Fermer les yeux annule ton sens le plus analytique : la vue. Tu te retrouves dans un état de vulnérabilité douce. Ton ego se neutralise, la confiance s'installe, et tes instincts grégaires reprennent le dessus.
9. La Machine | La fusion collective
Un premier joueur s'avance au centre. Il lance un mouvement mécanique répétitif, accompagné d'un son — par exemple, il lève le bras en criant « Tchac ! ». Un deuxième joueur s'emboîte dans ce mouvement avec un autre son. Puis un troisième. Et ainsi de suite, jusqu'à ce que le groupe entier forme un immense engrenage synchronisé. L'animateur peut alors accélérer ou ralentir toute la machine.

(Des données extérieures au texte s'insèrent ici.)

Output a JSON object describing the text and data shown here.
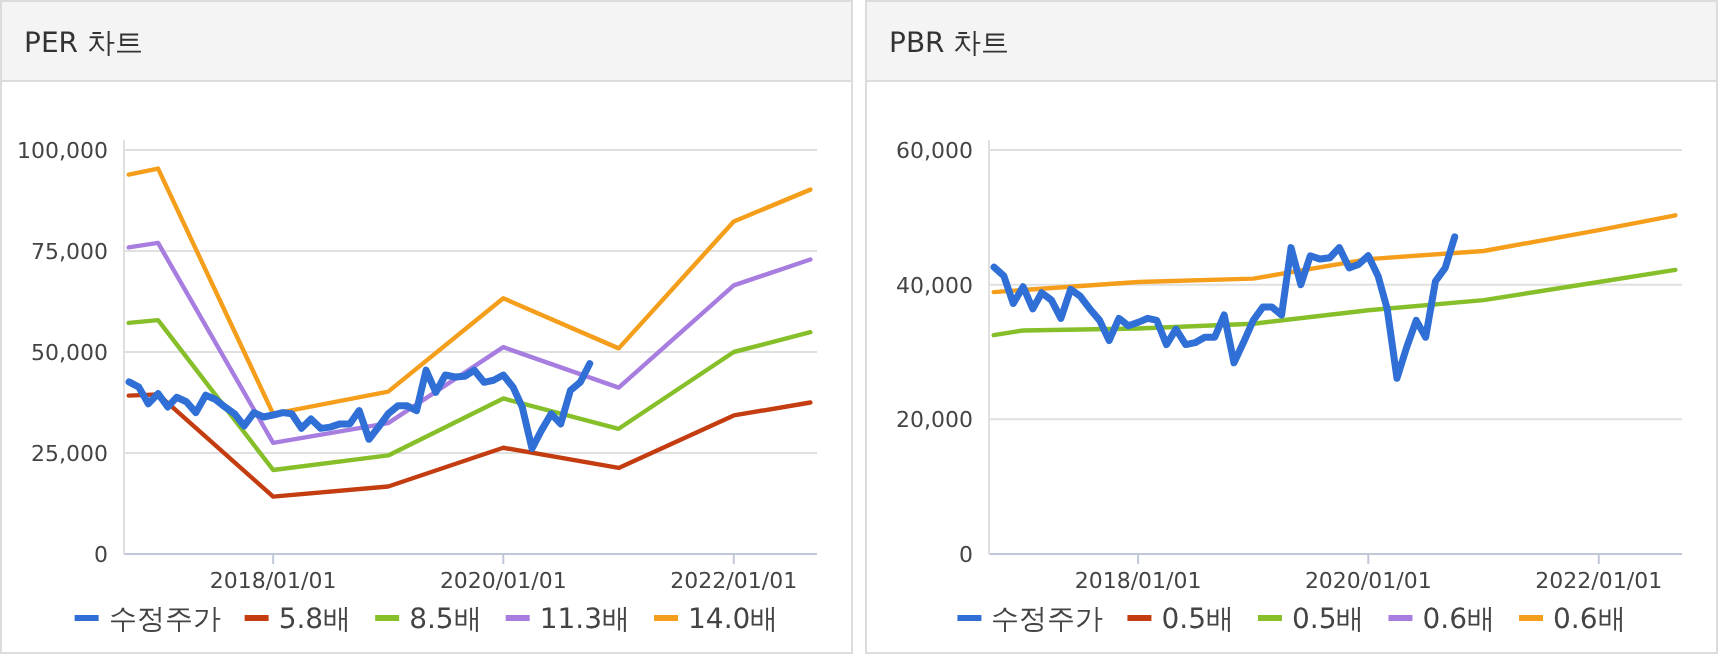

Tu n'es plus un individu qui pense. Tu deviens une pièce d'un mécanisme plus grand. Ton intellect s'efface complètement, remplacé par la transe rythmique et la synchronisation avec le groupe.
10. « Je suis Superman parce que... » | Parler avant de penser
En cercle, chaque joueur bondit à tour de rôle au centre et lance : « Je suis Superman (ou Superwoman) parce que... » Il doit terminer sa phrase sur-le-champ, avec la première idée qui lui vient, sans aucune réflexion préalable. Par exemple : « ...parce que j'aime les frites ! »
Cet exercice t'oblige à te lancer devant le groupe, sans filet. Tu découvres ce que tu dis en même temps que tu le dis. Ton censeur intérieur n'a pas le temps de réagir. L'instinct gagne, à chaque fois.